NARDO' - Che la sanità sia in ginocchio è sotto gli occhi di tutti. Questo stato di cose si può correggere col buonsenso, almeno per il minimo vitale, anche se pare siano in atto dinamiche complesse, anche interne alla stessa sanità locale, perché l'ospedale chiuda davvero in toto e senza appello. Intanto il day hospital oncologico del San Giuseppe - Sambiasi non chiude più per ora perché ci sono state diverse reazioni dopo la notizia che il dottor Giovanni Santacroce sarebbe stato trasferito a Gallipoli con contestuale sospensione delle chemioterapie. Leggete per il seguito.
Proteste dei pazienti, collasso del reparto di Gallipoli, immediata reazione dell'Amministrazione comunale con il sindaco Risi e il consigliere Rocco Luci che si sono mossi per scongiurare l'evento chiedendo alla direzione della Asl di Lecce di soprassedere.

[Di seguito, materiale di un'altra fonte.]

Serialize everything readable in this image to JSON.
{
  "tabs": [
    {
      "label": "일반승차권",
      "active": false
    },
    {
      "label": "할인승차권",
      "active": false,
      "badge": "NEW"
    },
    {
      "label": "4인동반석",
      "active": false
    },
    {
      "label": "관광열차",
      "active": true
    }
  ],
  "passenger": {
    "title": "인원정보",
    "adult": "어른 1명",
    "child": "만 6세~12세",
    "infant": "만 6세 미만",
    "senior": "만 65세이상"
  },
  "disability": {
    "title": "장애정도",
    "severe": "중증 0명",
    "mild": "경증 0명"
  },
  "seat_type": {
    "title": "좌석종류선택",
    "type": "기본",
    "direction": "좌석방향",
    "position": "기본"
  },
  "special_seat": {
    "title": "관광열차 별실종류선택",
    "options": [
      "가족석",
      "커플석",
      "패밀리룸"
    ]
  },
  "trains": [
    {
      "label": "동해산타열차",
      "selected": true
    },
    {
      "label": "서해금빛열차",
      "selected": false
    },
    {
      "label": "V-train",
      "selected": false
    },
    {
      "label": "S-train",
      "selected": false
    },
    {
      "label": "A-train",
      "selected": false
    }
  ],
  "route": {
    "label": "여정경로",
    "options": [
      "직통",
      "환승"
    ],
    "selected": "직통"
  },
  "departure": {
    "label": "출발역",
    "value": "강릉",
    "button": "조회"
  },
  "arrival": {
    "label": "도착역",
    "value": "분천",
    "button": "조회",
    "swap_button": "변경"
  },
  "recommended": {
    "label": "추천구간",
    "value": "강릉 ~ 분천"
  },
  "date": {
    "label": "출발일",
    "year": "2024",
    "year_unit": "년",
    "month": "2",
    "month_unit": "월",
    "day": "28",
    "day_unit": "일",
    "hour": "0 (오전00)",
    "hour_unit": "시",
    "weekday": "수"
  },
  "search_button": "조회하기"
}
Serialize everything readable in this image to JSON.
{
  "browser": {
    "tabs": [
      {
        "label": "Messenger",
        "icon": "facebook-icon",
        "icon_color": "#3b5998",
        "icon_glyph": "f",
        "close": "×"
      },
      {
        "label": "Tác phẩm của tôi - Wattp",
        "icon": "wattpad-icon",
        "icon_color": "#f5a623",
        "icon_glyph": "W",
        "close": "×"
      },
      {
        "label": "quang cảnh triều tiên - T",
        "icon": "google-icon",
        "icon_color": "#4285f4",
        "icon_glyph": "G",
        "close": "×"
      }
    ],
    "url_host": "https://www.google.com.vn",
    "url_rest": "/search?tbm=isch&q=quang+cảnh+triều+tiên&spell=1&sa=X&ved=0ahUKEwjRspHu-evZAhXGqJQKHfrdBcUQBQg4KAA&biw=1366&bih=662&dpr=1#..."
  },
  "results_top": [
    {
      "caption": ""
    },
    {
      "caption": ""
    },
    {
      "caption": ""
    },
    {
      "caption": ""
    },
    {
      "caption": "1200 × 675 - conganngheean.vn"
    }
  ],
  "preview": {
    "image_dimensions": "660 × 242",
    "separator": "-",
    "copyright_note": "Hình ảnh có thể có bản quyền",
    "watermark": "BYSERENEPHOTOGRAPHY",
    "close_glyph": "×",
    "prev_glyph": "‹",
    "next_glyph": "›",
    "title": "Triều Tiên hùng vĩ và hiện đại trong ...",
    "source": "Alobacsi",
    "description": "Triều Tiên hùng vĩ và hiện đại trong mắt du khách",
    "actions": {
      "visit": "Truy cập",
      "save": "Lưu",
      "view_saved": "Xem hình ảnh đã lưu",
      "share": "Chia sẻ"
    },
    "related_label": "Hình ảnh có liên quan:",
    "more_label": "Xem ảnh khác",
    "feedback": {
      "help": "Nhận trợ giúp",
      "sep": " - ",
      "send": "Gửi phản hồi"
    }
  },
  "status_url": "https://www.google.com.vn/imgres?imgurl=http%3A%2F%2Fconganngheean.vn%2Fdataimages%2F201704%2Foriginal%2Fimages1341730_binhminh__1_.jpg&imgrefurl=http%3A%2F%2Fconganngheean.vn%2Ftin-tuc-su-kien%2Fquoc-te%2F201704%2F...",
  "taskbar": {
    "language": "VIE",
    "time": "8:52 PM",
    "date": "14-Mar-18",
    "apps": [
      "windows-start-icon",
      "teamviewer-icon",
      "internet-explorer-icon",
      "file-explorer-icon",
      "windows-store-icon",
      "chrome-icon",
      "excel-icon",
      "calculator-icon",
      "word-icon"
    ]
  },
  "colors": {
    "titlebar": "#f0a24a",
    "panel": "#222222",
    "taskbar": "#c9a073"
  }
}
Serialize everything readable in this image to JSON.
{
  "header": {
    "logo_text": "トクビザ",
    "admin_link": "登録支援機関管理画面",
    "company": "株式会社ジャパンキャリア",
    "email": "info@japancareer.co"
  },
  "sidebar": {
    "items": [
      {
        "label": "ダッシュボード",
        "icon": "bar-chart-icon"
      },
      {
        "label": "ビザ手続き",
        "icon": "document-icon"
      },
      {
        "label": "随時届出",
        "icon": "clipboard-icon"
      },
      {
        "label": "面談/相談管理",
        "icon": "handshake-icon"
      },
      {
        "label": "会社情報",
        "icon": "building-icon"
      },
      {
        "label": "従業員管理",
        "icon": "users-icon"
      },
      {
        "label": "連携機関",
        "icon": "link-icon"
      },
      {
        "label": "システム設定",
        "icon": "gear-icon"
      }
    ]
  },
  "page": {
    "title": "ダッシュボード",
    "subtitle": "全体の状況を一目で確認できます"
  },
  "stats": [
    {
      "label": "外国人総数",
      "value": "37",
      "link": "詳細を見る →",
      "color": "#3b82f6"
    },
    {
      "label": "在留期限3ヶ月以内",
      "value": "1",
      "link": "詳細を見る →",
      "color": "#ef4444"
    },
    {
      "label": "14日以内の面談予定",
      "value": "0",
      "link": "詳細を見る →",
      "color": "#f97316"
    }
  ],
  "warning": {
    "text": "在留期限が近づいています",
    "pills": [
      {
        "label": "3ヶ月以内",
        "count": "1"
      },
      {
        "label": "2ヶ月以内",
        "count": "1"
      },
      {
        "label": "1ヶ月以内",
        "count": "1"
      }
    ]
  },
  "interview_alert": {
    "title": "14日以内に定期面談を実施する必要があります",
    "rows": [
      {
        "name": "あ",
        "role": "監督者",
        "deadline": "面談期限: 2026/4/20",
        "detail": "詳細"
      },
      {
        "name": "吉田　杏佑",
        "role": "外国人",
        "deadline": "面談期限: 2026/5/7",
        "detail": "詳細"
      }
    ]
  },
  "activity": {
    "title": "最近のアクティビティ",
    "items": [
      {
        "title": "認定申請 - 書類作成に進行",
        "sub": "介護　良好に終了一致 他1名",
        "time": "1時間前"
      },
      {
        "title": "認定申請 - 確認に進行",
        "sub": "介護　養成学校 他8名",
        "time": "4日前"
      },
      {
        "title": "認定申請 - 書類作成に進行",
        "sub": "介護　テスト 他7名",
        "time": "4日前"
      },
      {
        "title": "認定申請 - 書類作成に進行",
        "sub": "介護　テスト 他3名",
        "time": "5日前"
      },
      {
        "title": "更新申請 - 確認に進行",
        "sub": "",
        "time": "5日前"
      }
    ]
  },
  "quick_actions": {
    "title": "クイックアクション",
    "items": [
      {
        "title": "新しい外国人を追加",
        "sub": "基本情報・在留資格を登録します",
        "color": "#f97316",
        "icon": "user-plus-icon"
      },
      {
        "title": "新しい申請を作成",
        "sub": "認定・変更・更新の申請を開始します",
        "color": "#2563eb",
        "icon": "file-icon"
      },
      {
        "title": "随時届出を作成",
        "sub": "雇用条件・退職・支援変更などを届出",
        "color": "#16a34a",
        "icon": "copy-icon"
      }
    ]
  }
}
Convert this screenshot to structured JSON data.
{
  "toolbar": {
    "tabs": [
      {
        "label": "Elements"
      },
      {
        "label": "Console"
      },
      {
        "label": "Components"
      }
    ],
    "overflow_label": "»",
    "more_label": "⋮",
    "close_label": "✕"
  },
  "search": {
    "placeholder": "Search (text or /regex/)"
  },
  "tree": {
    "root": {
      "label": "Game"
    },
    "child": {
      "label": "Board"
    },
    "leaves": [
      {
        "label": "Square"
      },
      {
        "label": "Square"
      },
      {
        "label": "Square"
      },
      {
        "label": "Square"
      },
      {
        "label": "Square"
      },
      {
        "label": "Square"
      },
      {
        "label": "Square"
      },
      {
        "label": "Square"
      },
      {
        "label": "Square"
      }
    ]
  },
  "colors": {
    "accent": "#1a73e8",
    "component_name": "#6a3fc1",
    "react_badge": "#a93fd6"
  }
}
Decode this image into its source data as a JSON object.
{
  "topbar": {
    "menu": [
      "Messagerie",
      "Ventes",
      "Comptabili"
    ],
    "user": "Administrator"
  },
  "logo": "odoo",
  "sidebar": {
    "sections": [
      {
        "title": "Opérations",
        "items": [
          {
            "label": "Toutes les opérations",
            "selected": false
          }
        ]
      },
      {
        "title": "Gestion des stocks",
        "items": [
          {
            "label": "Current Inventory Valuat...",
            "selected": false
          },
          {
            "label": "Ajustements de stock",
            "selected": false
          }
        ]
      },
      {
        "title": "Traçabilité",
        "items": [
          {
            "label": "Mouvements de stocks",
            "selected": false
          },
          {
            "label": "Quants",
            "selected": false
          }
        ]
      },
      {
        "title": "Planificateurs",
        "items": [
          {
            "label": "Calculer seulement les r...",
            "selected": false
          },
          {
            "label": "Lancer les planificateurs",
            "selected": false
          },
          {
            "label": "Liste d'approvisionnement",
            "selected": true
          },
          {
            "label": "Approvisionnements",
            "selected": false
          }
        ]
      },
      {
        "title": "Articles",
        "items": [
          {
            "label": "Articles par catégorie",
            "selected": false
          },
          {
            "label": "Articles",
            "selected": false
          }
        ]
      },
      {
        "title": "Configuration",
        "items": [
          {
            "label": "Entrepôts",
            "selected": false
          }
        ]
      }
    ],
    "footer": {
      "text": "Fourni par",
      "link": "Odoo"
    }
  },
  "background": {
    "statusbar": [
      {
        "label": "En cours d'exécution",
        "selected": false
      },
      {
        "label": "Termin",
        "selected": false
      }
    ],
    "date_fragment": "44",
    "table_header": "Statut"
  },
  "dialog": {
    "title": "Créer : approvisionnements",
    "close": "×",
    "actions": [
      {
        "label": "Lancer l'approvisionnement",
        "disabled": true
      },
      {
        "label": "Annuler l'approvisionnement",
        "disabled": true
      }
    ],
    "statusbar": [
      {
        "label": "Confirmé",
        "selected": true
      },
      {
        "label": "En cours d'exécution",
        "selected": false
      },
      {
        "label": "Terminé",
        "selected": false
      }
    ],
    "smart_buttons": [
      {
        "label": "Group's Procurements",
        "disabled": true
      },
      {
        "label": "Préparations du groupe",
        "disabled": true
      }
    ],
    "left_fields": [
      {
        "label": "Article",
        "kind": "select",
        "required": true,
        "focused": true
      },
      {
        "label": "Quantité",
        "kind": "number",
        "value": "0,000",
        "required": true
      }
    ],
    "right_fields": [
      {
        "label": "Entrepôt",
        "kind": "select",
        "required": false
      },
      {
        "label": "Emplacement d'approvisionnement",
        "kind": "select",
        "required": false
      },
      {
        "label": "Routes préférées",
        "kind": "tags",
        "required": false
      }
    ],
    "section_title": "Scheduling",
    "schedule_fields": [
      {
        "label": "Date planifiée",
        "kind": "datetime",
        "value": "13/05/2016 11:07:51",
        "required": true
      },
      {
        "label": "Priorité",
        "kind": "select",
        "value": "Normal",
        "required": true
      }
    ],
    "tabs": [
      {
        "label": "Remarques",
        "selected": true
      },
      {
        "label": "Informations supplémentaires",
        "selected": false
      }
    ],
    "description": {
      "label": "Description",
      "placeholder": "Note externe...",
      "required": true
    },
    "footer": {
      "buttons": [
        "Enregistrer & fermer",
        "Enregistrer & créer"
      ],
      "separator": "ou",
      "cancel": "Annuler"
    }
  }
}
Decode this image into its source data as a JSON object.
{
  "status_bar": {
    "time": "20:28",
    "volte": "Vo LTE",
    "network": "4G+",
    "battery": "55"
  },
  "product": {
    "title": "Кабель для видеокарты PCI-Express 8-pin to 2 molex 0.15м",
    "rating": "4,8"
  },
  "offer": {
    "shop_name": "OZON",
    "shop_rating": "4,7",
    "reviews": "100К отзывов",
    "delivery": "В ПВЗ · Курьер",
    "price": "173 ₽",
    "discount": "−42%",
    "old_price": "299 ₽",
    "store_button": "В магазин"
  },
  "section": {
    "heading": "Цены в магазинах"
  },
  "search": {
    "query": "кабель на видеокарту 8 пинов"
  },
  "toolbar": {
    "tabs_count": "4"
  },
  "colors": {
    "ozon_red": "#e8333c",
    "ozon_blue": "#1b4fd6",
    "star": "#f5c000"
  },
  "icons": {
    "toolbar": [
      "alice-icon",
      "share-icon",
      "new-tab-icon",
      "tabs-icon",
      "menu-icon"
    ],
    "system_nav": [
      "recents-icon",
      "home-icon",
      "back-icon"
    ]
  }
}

Ciò si è verificato, la Asl ha riscontrato le difficoltà dei pazienti e dei reparti ed il dottor Santacroce è stato raggiunto di un nuovo ordine di servizio con il quale può rimanere a Nardò fino al reintegro di un medico in Medicina. Dopo Pasqua verrà riunito un tavolo tecnico per la revisione della delibera originaria con la quale il day hospital veniva, di fatto, smantellato ma, di fatto, non ci sono molti margini perché è il piano per la distribuzione dei reparti oncologici in provincia, noto già dal luglio scorso, a stabilire quanti reparti saranno attivi e che i day hospital devono sparire.
La domanda finale che bisogna farsi è, dunque, solo una: se il day hospital deve essere chiuso e seguire la sorte del reparto di Medicina, che sarà trasferito, perché si prevede la chiusura del servizio da un giorno all'altro - il 28 arriva l'ordine di servizio e il primo aprile è già operativo - e non con un congruo lasso di tempo perché la gente, gli operatori, la politica assimilino la novità e si organizzino di conseguenza?
E ritorniamo alla primissima frase di questo articolo. Siamo nelle mani del Signore, per chi ci crede.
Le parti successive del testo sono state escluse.